La decisión, que suele tomarse para aliviar el bolsillo en el corto plazo, puede tener un impacto significativo sobre las finanzas personales.

De acuerdo con datos del Banco Central, la mora de los hogares pasó del 2,5% en octubre de 2024 al 11,2% en febrero de 2026, mientras que la irregularidad en las tarjetas de crédito alcanzó el 11,6%. El escenario refleja un mayor nivel de endeudamiento de las familias y un uso creciente del crédito para afrontar gastos cotidianos.

Especialistas advierten que pagar únicamente el monto mínimo mantiene la cuenta al día, pero deja el saldo restante sujeto a tasas de interés muy elevadas, lo que provoca que la deuda continúe creciendo mes a mes. En muchos casos, el costo financiero total supera ampliamente el 100% anual, incrementando el monto a cancelar en el largo plazo.
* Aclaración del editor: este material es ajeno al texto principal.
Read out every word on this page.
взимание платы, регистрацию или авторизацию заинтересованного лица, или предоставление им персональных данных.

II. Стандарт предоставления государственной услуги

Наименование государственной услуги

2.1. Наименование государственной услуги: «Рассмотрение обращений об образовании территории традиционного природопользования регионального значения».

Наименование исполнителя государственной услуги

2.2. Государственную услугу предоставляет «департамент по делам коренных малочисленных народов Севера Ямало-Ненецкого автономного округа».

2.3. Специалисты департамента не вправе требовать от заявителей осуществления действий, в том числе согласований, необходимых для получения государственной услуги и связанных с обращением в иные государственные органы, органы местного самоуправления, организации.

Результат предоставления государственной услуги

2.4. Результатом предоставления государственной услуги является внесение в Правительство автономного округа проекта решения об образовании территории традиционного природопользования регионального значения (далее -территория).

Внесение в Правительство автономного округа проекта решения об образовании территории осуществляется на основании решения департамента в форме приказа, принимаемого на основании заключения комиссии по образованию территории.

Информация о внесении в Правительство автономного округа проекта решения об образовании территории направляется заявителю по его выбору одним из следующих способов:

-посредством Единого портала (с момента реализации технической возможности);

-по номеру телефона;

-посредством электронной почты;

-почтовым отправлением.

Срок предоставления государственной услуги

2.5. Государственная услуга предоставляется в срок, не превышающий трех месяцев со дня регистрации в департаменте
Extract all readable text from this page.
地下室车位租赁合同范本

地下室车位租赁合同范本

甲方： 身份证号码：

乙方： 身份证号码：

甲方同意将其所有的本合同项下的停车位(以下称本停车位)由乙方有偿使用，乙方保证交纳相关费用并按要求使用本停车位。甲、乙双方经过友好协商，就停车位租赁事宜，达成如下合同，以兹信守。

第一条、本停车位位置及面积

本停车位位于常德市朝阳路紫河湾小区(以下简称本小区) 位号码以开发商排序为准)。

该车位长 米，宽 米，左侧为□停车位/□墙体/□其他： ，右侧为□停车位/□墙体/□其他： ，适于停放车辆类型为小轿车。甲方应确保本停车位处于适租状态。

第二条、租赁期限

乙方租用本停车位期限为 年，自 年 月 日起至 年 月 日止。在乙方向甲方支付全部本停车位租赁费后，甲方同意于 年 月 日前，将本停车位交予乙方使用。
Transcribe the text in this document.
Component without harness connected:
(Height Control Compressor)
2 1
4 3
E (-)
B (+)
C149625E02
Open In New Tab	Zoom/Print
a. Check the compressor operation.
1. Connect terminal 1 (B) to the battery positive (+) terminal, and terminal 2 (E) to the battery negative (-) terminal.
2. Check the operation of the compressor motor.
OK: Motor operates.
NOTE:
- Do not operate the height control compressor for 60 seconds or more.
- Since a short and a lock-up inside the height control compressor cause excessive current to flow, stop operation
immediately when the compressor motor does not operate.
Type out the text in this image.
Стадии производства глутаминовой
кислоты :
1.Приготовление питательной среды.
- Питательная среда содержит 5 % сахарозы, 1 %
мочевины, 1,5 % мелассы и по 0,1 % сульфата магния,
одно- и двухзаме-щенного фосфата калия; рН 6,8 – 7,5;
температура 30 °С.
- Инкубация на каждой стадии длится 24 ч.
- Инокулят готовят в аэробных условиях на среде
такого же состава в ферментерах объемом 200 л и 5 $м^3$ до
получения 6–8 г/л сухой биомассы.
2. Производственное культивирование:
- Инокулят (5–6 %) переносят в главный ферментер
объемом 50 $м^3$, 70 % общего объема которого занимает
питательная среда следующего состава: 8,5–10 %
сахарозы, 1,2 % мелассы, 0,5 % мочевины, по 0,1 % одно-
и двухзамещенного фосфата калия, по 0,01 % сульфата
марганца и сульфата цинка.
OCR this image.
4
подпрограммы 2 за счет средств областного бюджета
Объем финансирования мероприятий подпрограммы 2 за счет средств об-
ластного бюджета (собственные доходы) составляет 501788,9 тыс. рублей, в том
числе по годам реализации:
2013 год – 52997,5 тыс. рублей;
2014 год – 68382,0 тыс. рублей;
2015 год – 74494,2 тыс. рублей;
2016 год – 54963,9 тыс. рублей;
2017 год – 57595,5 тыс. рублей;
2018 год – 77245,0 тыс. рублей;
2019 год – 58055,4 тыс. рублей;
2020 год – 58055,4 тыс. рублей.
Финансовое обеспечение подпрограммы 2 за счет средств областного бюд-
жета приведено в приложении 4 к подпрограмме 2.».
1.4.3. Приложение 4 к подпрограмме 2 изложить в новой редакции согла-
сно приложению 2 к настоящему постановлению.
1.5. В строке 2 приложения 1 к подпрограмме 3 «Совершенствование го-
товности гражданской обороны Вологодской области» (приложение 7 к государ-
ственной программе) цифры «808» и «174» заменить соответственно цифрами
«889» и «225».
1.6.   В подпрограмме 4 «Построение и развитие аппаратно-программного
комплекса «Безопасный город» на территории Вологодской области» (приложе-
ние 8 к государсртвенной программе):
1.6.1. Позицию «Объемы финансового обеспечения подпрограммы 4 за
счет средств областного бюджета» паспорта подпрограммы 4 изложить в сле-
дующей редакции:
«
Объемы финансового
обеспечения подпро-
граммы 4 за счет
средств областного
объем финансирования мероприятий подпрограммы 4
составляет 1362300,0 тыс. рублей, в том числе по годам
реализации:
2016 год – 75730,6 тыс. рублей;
Como alternativa, la refinanciación permite convertir el saldo pendiente en un plan de cuotas fijas con tasas, por lo general, inferiores a las de la financiación automática de la tarjeta. Si bien esta opción facilita la organización de los pagos y reduce el impacto de los intereses, también limita el crédito disponible y no elimina la deuda, sino que la reestructura.

Los especialistas recomiendan analizar el costo financiero total antes de aceptar una refinanciación y comparar esa opción con otras alternativas de crédito, como los préstamos personales, que en algunos casos ofrecen tasas más convenientes. También aconsejan refinanciar antes de acumular atrasos para acceder a mejores condiciones.

En este escenario, coinciden en que utilizar el pago mínimo como estrategia permanente es la alternativa más costosa, ya que prolonga el endeudamiento y encarece la deuda. En cambio, una refinanciación planificada y acompañada por un uso más responsable de la tarjeta puede ayudar a recuperar el equilibrio de la economía familiar.